For Two Dollars More
It pays to look beyond the label, whether it's Silver Oak or Two-buck Chuck
When I was in middle school, ten-speed bicycles were the new rage. All of the popular, good-looking, cool kids were riding lemon-yellow Schwinn Continentals. In order to convince myself and all the other kids that I was a man of the world, I begged my dad for a Schwinn. He loved a bargain, so he drove me to the 1970s version of Big Lots and bought me a cheap, mustard-yellow knockoff. I didn't protest. I had to have a ten speed, and at least it was yellow.
When I got home, I scraped off all the decals, hoping people wouldn't notice my Schwinn was fake. Nobody was fooled. At first it really bothered me, but it turned out my knockoff was a good, lightweight road bike, and I rode it every day for years.
Not much has changed in adulthood. Today, the type of car you drive defines the kind of person you are, your sense of style, and your status in society. It's the same with the wine you drink.

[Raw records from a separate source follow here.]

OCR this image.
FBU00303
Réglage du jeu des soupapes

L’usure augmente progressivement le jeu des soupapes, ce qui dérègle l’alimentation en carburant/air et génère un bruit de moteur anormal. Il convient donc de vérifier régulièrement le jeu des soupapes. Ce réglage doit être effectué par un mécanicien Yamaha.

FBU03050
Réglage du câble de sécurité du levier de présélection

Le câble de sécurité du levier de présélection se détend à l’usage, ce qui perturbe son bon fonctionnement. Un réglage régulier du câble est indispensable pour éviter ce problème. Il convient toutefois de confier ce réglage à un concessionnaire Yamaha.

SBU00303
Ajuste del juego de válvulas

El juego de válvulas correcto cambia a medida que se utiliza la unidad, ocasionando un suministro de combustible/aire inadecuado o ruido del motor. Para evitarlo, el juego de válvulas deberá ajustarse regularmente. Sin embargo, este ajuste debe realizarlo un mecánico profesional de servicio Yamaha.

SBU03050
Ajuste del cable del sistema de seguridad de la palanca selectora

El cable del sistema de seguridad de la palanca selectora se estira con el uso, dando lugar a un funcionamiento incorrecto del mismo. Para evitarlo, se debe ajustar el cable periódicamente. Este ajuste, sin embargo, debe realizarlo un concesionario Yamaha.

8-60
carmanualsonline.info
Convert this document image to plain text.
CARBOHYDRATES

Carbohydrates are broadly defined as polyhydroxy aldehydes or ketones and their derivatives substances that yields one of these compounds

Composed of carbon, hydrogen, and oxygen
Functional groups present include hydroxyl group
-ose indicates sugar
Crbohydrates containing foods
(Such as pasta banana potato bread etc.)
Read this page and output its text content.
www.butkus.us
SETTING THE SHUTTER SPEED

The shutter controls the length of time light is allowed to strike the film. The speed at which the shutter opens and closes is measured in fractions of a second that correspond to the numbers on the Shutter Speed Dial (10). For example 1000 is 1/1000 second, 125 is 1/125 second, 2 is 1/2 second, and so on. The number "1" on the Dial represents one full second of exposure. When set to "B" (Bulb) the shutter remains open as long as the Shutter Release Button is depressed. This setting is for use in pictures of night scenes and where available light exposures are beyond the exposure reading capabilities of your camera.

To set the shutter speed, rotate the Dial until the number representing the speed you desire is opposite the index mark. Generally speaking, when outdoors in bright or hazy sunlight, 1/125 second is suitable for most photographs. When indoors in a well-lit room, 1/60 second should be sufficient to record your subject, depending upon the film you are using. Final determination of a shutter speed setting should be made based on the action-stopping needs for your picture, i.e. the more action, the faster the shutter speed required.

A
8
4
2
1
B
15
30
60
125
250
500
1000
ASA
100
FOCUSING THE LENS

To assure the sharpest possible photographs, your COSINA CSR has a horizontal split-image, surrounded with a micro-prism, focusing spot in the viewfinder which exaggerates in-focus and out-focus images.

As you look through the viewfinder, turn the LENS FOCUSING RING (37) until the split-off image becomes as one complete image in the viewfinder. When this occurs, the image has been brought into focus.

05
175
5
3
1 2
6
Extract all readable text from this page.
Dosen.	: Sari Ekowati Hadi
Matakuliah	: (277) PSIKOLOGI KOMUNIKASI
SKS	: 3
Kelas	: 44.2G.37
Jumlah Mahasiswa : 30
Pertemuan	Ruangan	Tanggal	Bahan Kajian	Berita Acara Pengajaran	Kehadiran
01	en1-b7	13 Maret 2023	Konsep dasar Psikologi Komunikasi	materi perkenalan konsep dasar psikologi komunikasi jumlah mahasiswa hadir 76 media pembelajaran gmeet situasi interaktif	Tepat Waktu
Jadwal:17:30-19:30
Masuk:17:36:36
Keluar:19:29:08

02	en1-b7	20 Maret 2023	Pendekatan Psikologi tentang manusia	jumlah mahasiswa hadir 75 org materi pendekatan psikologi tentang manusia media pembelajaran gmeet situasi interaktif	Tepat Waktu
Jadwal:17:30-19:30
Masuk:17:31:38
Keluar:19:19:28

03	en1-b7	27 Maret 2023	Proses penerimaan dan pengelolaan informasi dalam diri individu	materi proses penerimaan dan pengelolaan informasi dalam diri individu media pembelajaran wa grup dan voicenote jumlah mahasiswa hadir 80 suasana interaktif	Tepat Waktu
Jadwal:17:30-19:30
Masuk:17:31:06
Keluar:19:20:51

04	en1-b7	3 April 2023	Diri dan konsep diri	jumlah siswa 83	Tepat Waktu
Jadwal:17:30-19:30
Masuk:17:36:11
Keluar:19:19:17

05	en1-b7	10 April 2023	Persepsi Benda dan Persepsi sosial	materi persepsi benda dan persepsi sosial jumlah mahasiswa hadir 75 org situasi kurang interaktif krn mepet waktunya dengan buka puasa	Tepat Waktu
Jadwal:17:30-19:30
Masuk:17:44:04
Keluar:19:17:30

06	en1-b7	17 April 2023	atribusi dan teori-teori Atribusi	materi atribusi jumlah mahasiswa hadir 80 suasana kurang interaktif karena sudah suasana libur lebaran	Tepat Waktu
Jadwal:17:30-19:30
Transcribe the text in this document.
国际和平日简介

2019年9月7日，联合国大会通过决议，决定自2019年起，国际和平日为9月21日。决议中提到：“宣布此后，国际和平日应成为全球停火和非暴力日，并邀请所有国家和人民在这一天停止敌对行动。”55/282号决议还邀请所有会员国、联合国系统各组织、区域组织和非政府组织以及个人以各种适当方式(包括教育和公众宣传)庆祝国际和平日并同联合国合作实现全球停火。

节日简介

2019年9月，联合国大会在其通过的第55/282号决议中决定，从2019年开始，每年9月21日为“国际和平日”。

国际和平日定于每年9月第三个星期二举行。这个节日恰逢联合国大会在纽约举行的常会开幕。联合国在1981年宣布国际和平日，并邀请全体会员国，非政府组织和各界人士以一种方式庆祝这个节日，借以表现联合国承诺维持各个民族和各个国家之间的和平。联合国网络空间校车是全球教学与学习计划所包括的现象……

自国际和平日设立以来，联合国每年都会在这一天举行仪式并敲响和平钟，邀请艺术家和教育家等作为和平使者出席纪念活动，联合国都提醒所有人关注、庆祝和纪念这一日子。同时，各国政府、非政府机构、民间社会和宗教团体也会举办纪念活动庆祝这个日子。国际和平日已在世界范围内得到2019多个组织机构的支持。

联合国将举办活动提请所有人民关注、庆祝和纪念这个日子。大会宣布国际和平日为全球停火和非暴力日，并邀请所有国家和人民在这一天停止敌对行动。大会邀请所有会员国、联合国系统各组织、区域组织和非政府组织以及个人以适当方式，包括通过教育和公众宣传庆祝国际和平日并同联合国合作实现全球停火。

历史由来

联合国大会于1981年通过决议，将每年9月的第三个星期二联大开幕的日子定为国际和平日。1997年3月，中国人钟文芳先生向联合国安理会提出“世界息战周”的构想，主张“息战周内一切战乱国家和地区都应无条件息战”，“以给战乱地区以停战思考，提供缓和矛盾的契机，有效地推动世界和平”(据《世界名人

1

I went to a blind tasting recently. Every bottle was covered with a paper bag. We took notes and tried to guess what wine was in the bottle. All of the wines were good. Some were great. They ranged in price from $10 to $65. We were told there was a bottle of 2003 Silver Oak Cabernet Sauvignon in the group, and challenged to pick it out. Silver Oak is the Schwinn Continental of wine today. Everybody has to have it. Demand is so high a bottle costs $65.
I recognized the Silver Oak easily. A dark ruby color, berry aromas, plum fruits, lightly oaked. Another wine at the tasting, the 2005 Twenty Rows Napa Valley Cabernet, was very close to the Silver Oak. It only cost $25. But it was way across town at The Common Market where I found the perfect Silver Oak alternative—the 2005 Silver Palm North Coast Cabernet Sauvignon from Santa Rosa, California. It's deep purple with spicy plum and blackberry flavors and a nice oak backbone. Santa Rosa is a bedroom community north of San Francisco. The grapes weren't grown there. They were selected from various North Coast vineyards and trucked to a Santa Rosa warehouse, where they were carefully crafted into excellent wine. The bottle has a tall palm etched into the glass. It costs $14.50.
I'm not a reverse snob. I just think that it is a mistake to get stuck on price, label, or status. There are so many great choices out there that you could probably drink a different wine for under $20 every night from now until the end of your life. There's a big difference, though, between cheap wines and value wines.
A lot of people have been bugging me about the cheap wines at Trader Joe's, especially the "Two-buck Chuck." Fans of Two-buck Chuck, Charles Shaw's wine, get a glassy-eyed stare when they speak of buying cases and cases. But, first of all, it costs $2.99 on the East Coast, which makes it Three-buck Chuck. And it is really only as good as most box wines that sell for $13 to $15 (for three-and-a-half bottles' worth), which doesn't make it such a great deal. Black Box Wine would be a wiser choice. In general most of the wines I tasted at Trader Joe's fell short. They lacked an overall character that kept me from getting excited. But here are a few I can recommend:
The 2006 Langguth Riesling Hessische Bergstrasse Qualitatswein from Germany is dry with good fruit, although I wanted more of the apple fruits that a good Riesling can show. Still, a deal for $6.
The 2004 Vigante Castelli Romani Rosso from Italy is a decent Italian red. Nice fruit and good backbone. A value for $4.
The 2006 Vinas Chilenas Cabernet Sauvignon Reserva from Chile has a deep purple color and a slight vegetal flavor, but the fruit is full bodied with a good backbone. $4.